Coconut oil is not clearly healthier than butter, and neither is a great choice if heart health is your priority. Both are high in saturated fat, though coconut oil contains roughly 50% more of it per tablespoon. The meaningful differences between them come down to how each one affects your cholesterol and what you’re using them for in the kitchen.
Saturated Fat: Coconut Oil Has More
A tablespoon of coconut oil contains about 11.2 grams of saturated fat. The same amount of butter has 7.2 grams. That’s a significant gap, and it surprises most people who think of coconut oil as the “healthier” option. Almost all of coconut oil’s fat is saturated, leaving very little room for the unsaturated fats your body actually benefits from.
Butter, while still high in saturated fat, has a more varied fat profile. It delivers about 3.3 grams of monounsaturated fat per tablespoon (the type found in olive oil and avocados), compared to less than 1 gram in coconut oil. Neither provides much polyunsaturated fat, the kind found in fish and flaxseed.
How Each One Affects Your Cholesterol
Here’s where things get interesting. Despite having more saturated fat, coconut oil doesn’t perform worse than butter in cholesterol studies. A randomized trial published in BMJ Open found that butter raised LDL (“bad”) cholesterol significantly more than coconut oil did. Coconut oil also raised HDL (“good”) cholesterol more than butter. Overall, butter worsened the ratio of total cholesterol to HDL cholesterol, a key marker for heart disease risk, while coconut oil did not.
That said, coconut oil is no health food by this measure either. A meta-analysis in the American Heart Association journal Circulation, pooling data from 16 clinical trials, found that coconut oil raised LDL cholesterol by about 8.6% and HDL cholesterol by about 7.8% compared to plant oils like olive, canola, and soybean oil. So coconut oil looks better than butter in head-to-head comparisons, but it looks worse than the oils most nutrition experts recommend.
The MCT Claim Is Misleading
Much of coconut oil’s health reputation rests on the idea that it’s rich in medium-chain triglycerides, or MCTs. These are fats that your body processes more quickly than typical dietary fats, using them for energy rather than storing them. Pure MCT oil has shown some metabolic benefits in research.
The problem is that coconut oil isn’t really an MCT oil. About 42% of its fat comes from lauric acid, which is technically classified as a medium-chain fat based on its molecular length. But lauric acid is digested and absorbed much more slowly than true MCTs, behaving more like a long-chain fat in your body. The genuinely fast-metabolizing MCTs in coconut oil (caprylic and capric acid) make up only about 12% of its total fat. So the metabolic advantages people associate with MCT oil don’t translate well to coconut oil as you’d actually use it in cooking.

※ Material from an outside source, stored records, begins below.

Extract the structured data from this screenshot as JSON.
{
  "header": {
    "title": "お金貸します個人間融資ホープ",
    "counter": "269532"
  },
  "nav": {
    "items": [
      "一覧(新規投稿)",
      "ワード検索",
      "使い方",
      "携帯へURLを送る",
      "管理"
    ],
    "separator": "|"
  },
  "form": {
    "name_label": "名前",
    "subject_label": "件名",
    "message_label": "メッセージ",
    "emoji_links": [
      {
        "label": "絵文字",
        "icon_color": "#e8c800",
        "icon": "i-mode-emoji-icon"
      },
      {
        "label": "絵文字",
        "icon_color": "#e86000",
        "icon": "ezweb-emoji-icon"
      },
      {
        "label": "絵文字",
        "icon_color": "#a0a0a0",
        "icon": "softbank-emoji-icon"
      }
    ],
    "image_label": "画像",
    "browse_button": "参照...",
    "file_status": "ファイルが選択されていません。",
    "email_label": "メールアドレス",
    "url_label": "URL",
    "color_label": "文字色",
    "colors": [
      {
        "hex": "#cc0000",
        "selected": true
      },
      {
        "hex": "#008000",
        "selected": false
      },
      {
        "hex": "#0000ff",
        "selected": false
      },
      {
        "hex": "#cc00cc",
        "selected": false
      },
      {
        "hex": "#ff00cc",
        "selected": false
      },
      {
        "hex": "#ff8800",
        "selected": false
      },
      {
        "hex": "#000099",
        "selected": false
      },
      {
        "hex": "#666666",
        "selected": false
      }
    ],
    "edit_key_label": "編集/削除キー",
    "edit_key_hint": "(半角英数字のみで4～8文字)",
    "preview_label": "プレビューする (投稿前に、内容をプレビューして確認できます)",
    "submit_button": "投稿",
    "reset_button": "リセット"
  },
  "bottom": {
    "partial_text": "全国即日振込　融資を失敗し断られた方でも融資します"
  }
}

What Heart Health Guidelines Say
The American Heart Association’s most recent dietary guidance groups coconut oil with butter and other animal fats, not with plant oils. Their recommendation is straightforward: for heart-healthy eating, use nontropical plant oils (olive, canola, soybean) in place of both animal fats and tropical oils like coconut. The evidence that swapping butter for unsaturated plant oils lowers LDL cholesterol is strong, and the same applies to replacing coconut oil with those same plant oils.
This doesn’t mean you need to eliminate either fat entirely. It means that if you’re choosing between coconut oil and butter specifically for health reasons, you’re comparing two options that both fall into the “use sparingly” category. The bigger win is using olive oil or another unsaturated oil when you can.
Where Each One Works in the Kitchen
If you’re choosing based on cooking performance, there are real differences. Refined coconut oil has a smoke point of about 400°F (204°C), making it suitable for sautéing and moderate-heat frying. Virgin (unrefined) coconut oil smokes at a lower 350°F (177°C). Regular butter has a low smoke point of just 302°F (150°C), which is why it burns easily in a hot pan. Clarified butter, or ghee, jumps to around 482°F (250°C) because the milk solids that burn at low temperatures have been removed.
Flavor is the other practical difference. Butter adds richness and a familiar savory quality to baked goods, sauces, and vegetables. Virgin coconut oil has a mild coconut flavor that works well in some baking, curries, and stir-fries but can be unwelcome in savory dishes where you don’t want that sweetness. Refined coconut oil is essentially flavorless.
The Bottom Line on the Swap
Replacing butter with coconut oil gives you a modest improvement in cholesterol ratios based on the available trial data. But it also increases your total saturated fat intake. If your goal is cardiovascular health, the more impactful change is replacing either one with olive oil, avocado oil, or canola oil when the recipe allows it. For the dishes where you genuinely need a solid fat (pie crust, certain baking, spreading on toast), choosing between coconut oil and butter is more about taste and cooking needs than a meaningful health distinction.